Sandra Ianni

Ho deciso di non avere cassetti. Solo mensole. Così i sogni li tengo a vista.

Da piccola sognavo di essere una principessa. Da adolescente volevo fare il medico. Da adulta niente di tutto ciò, scelsi di laurearmi in sociologia.

Amo la vita! Nonché studiare, leggere, viaggiare, riflettere, progettare, degustare e creare.

Caratterizzata da una insaziabile voglia di conoscere, mi appassionai alla storia, alla filosofia, all’arte fino all’enogastronomia. 

Da ex-astemia decisi di imparare a degustare i vini, come il mio collega Luigi, e fu così che divenni sommelier. Nel 2006 con un gruppo di esperti, fra sommelier, giornalisti, gourmet e chef,  creammo un’accademia internazionale di enogastronomia (www.epulae.it). In età matura scelsi di approfondire la mia formazione, finalmente, con un master universitario quello in cultura dell’alimentazione e delle tradizioni enogastronomiche. Rimettermi a studiare “da grande”  fu un’esperienza impegnativa ma di grande soddisfazione; solo allora mi resi conto che erano proprio quelle le materie che desideravo, da sempre, conoscere ed approfondire. 

Debbo confessare che sono stata molto fortunata nel conoscere esperti e professionisti che mi hanno dato modo di apprendere saperi e segreti, tecniche e conoscenze, dall’analisi sensoriale all’enogastronomia. Certamente la mia determinazione e la mia creatività hanno fatto il resto, come nel caso del festival Laghidivini (il festival dei vini prodotti sulle sponde dei laghi italiani) nato perché volevo trovare un modo per coniugare l’amore per il lago, dove vivo, e la mia passione per i vini.

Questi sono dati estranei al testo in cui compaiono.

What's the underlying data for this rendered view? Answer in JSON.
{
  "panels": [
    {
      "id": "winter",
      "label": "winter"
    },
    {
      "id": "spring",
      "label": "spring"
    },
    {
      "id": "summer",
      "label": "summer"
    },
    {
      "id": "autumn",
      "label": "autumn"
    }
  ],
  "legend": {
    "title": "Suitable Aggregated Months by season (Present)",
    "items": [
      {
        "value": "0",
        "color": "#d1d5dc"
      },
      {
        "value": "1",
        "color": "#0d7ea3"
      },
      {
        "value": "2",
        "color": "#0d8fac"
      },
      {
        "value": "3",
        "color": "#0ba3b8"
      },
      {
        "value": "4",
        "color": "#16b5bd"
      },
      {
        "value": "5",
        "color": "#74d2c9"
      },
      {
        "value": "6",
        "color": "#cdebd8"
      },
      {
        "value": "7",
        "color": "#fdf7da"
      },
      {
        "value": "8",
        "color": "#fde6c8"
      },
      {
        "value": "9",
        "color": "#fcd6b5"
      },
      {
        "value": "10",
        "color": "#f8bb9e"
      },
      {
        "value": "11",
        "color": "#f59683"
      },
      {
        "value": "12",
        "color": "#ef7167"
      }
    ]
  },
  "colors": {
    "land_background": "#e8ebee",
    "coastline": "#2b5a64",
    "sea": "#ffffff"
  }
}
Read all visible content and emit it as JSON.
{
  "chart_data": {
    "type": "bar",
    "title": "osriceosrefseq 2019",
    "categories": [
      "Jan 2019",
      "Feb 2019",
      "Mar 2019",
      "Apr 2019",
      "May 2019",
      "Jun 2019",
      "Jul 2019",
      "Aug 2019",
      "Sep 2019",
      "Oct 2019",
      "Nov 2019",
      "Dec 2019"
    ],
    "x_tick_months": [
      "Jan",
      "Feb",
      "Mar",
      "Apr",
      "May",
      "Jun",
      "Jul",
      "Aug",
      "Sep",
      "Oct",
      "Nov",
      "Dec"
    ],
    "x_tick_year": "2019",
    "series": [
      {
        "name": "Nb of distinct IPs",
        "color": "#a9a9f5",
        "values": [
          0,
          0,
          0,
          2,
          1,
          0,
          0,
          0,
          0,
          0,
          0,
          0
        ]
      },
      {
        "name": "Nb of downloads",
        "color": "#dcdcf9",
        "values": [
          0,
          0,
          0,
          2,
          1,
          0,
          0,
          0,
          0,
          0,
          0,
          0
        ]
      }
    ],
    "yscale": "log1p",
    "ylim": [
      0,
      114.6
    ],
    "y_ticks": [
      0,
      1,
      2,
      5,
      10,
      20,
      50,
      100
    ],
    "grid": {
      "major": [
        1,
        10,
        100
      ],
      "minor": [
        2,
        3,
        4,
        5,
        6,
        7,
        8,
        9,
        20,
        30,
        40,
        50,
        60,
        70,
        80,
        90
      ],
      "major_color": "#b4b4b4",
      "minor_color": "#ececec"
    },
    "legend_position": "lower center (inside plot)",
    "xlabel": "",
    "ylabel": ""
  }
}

Decisamente formativa è stata l’esperienza maturata nella partecipazione attiva in associazioni culturali come Slow Food.  Attività svolta a livello territoriale e anche in qualità di consigliere nazionale (2010-14). Esperienze che mi hanno dato modo, tra l’altro, di cimentarmi nella realizzazione di originalissime kermesse internazionali, dedicate al cibo sostenibile e ai piccoli produttori come il Salone del gusto e Terra Madre (Torino edizione 2012 e 2016) e Slow Fish (Genova edizione 2013) dedicata alla pesca sostenibile.

Stimolante, inoltre, l’esperienza che conduco  dal 2010 come collaboratrice alla redazione delle guide: Osterie d’Italia e Slow Wine di Slow Food Editore che mi portano a provare  cucine della tradizione e a visitare interessanti aziende vitivinicole della regione. Alla passione e alla competenza sul cioccolato, sul miele e  sui vini  ho   aggiunto nuove tematiche di interesse come: le erbe aromatiche e spontanee, le spezie e il tè. Tutte materie per le quali svolgo attività di relatrice nell’ambito dei Master of Food® di Slow Food.

Con il trascorrere del tempo la mia passione per la storia si è fusa sempre di più con quella per l’enogastronomia. Inizialmente sembrava un gioco il cimentarmi nell’organizzare cene a tema come quella dell’antica Roma, ideata nel 1990,  per il mio trentesimo compleanno,  fino alle più recenti in tema rinascimentale. Nel 2011 ricevetti, infatti, l’incarico, dalla direttrice del Museo Civico di Bracciano, di tenere un seminario sulle abitudini alimentari in voga nel ducato Orsini, intorno alla seconda metà del Cinquecento e un laboratorio di pasticceria in tema. Fu così che, nell’approfondire la storia di Isabella de’ Medici Orsini, duchessa di Bracciano, mi innamorai della sua personalità e studiando materiali e libri scovai, casualmente, la ricetta del suo vino medicinale, un elisir a base di spezie e vino denominato Hypoclas.

La voglia di sperimentare e la mia sete di conoscenza sono sempre in fermento e recentemente si sono aggiunti anche l’interesse per l’etnobotanica,  l’alchimia,  la medicina tradizionale e percorsi di  crescita spirituale. Dal tempo dei laboratori sull’autoproduzione di sapone artigianale, ottenuto riciclando olio di oliva utilizzato in frittura, sono passata all’organizzazione, in collaborazione con un’azienda profumiera di nicchia, dell’evento: La cena dei profumi, una degustazione-racconto di cibi, emozioni e profumi.

Insomma se non l’avete ancora capito mi piace raccontare e condividere le mie passioni: il cibo, il buon bere, la storia, le piante, la spiritualità, i profumi, il sentire, le emozioni…

Collaboro con associazioni no profit e con amici per diffondere la cultura enogastronomica, l’amore per la conoscenza e per la vita.

Infine, in qualità di free lance, pubblico articoli su alcune riviste on line ed ho realizzato il sogno da tempo tenuto nel cassetto: quello di pubblicare il mio primo libro.